Some of the inactivation strategies, such as blockage via nonbinding N-terminal extensions or replacement of the flexible interdomain linker in scFvs, are easily transferable to antibodies with different antigen specificities. However, most approaches require a higher degree of engineering and some knowledge of the structure. For instance, using modulatory domains inserted in the CDRs and N-terminal extensions with epitope-mimetics requires screening of many mutants or directed evolution methods, respectively. Transferability across antigen specificities has almost an inverse correlation with applicability to other antibody derivatives and mimetics. In this regard, addition of mimotopes and introduction of histidines, photocaged amino acids, or modulatory domains in the CDRs could be applicable to any binder ranging from full-length IgGs to affibodies. By contrast, IgG N-terminal extension with coiled-coil peptides and the scFv linker engineering by modulatory domains have a very limited applicability in other antibodies or mimetics. The LOCKR system overcomes this limitation to some extent by uncoupling activation from the ability of its individual components to engage their cognate antigens. Therefore, LOCKR may utilize virtually any type of antibody derivative or mimetic to engage the target antigen combination.

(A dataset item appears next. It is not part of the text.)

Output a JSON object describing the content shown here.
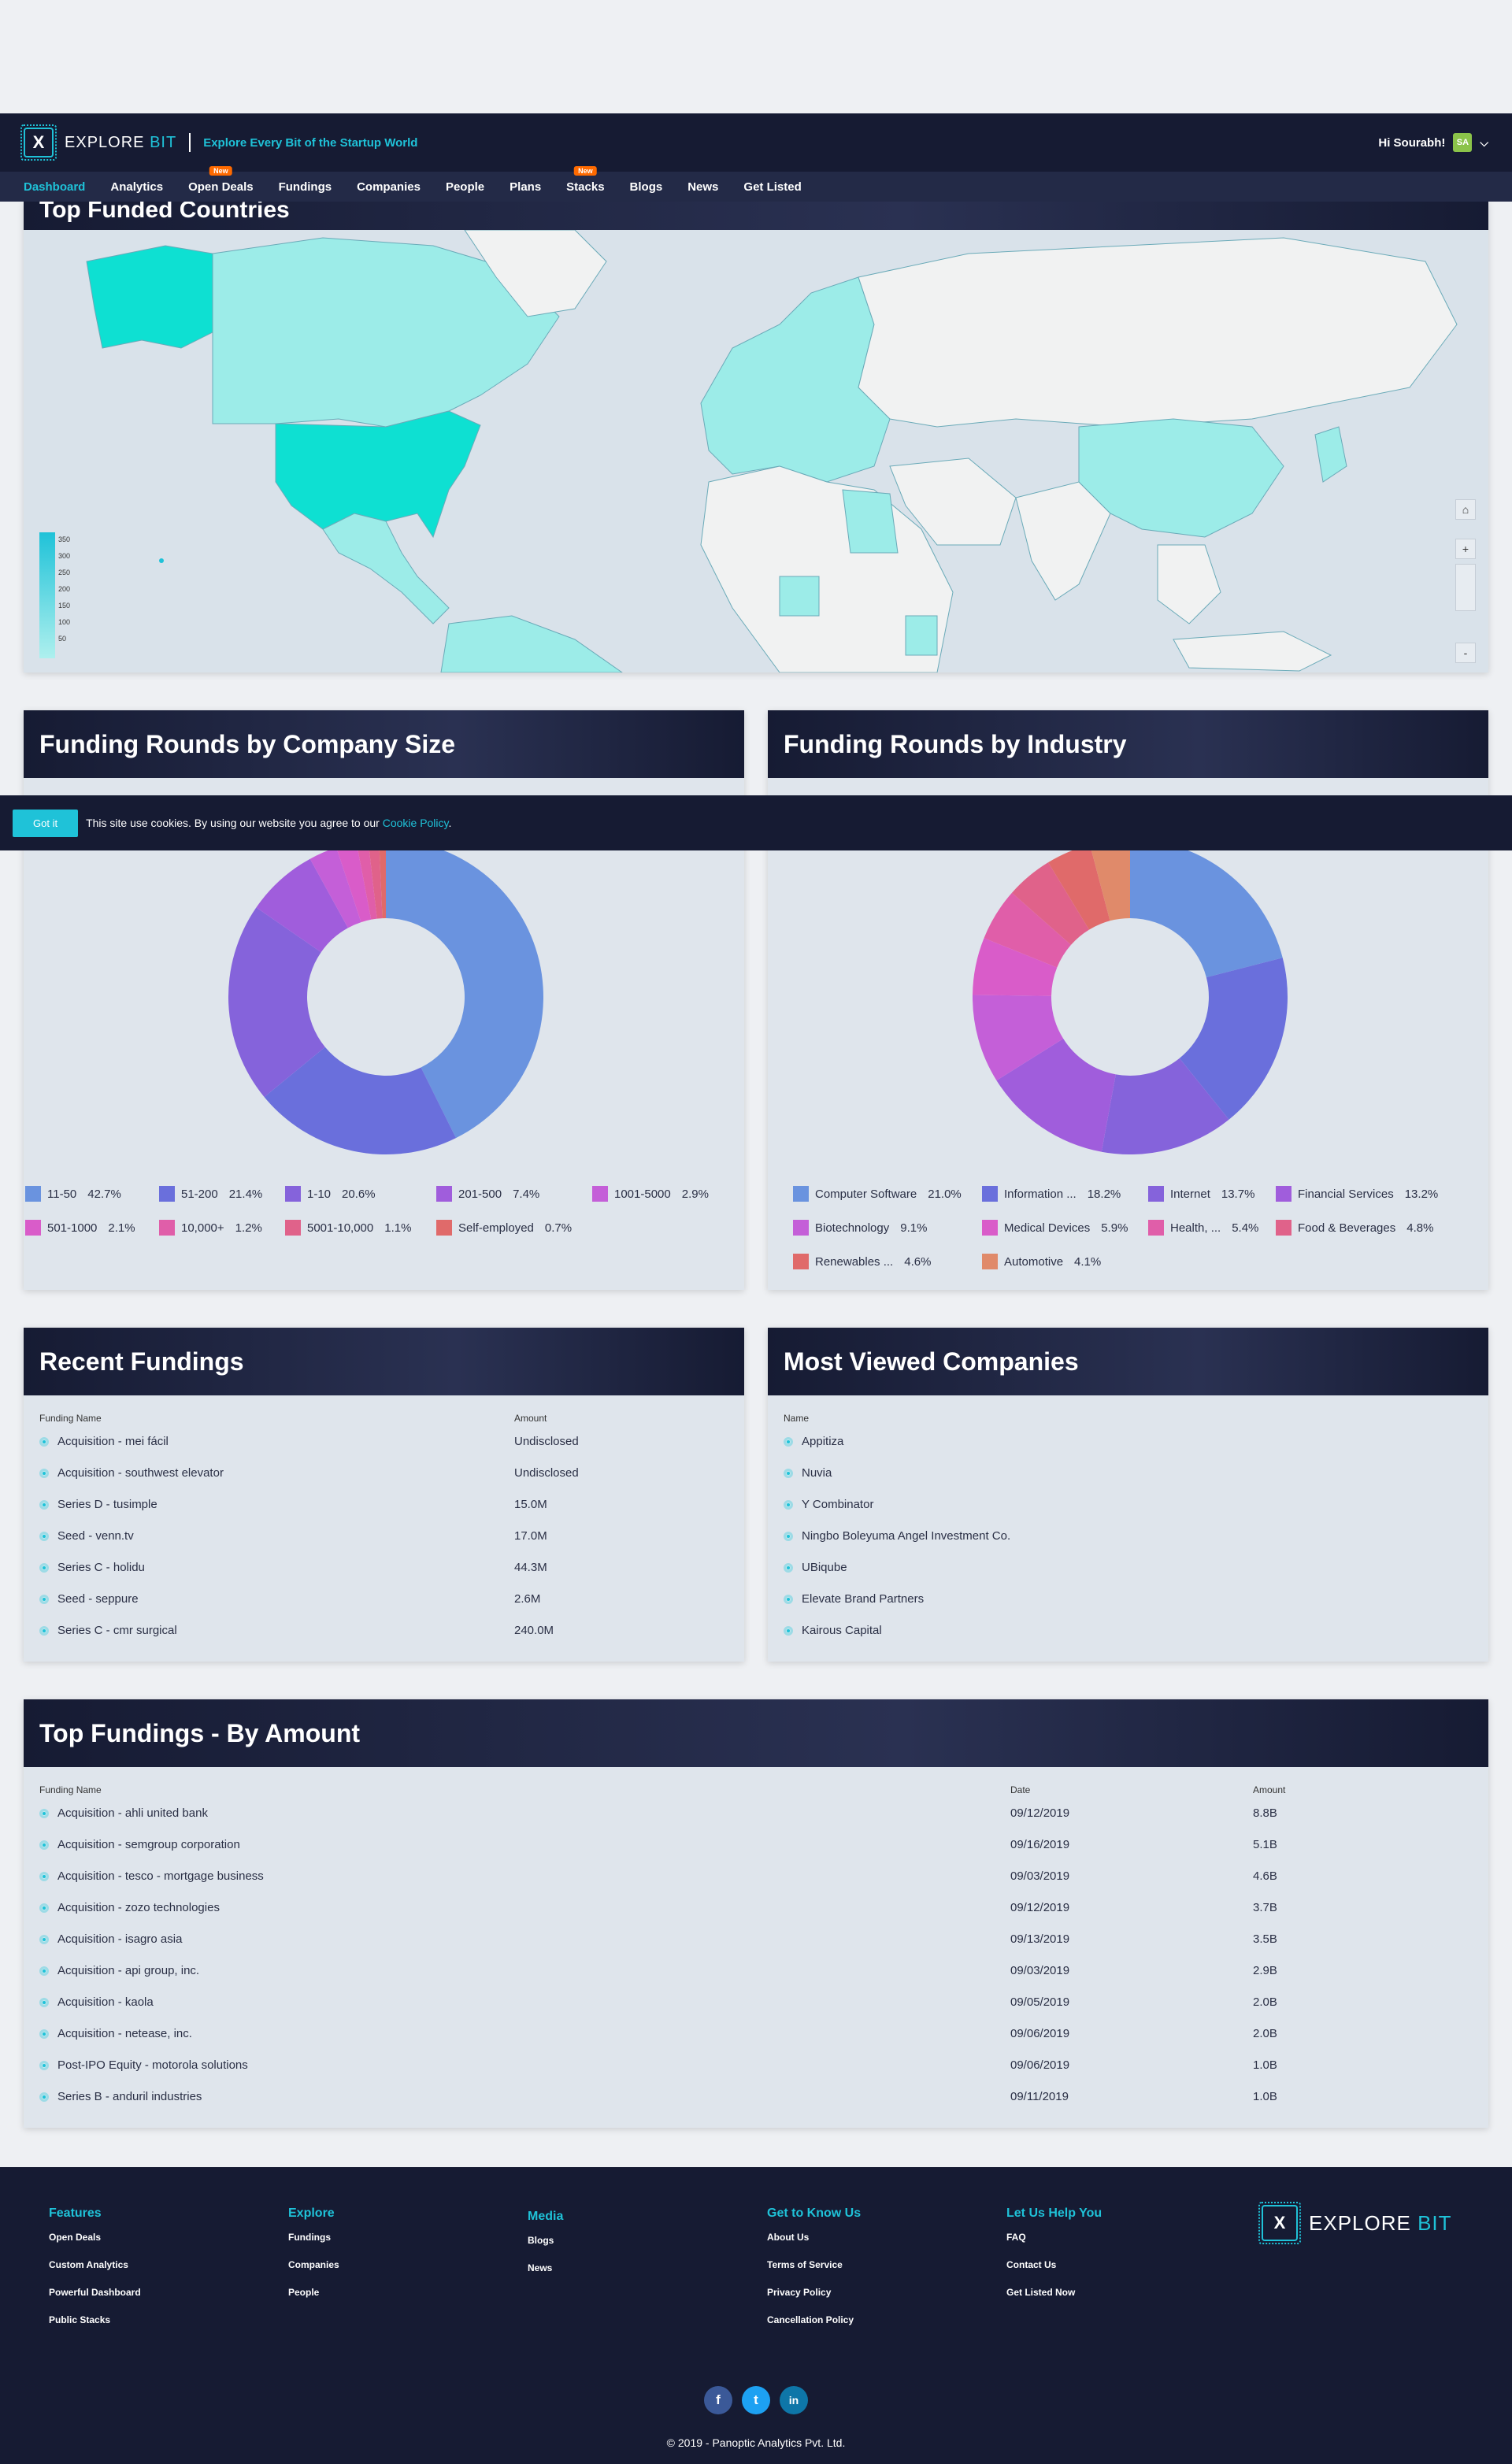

Overall, within a single decade, research into activatable antibodies has yielded marketed therapeutics capable of targeting antigens that could not be engaged with traditional antibodies, as well as new tools to control untagged proteins and investigate cellular processes. Yet, many opportunities in this expanding field remain untapped. New activation mechanisms at the interface between chemistry and biology, together with recently reported tools for directed evolution,[98,99] may render more efficient and generally applicable masking strategies.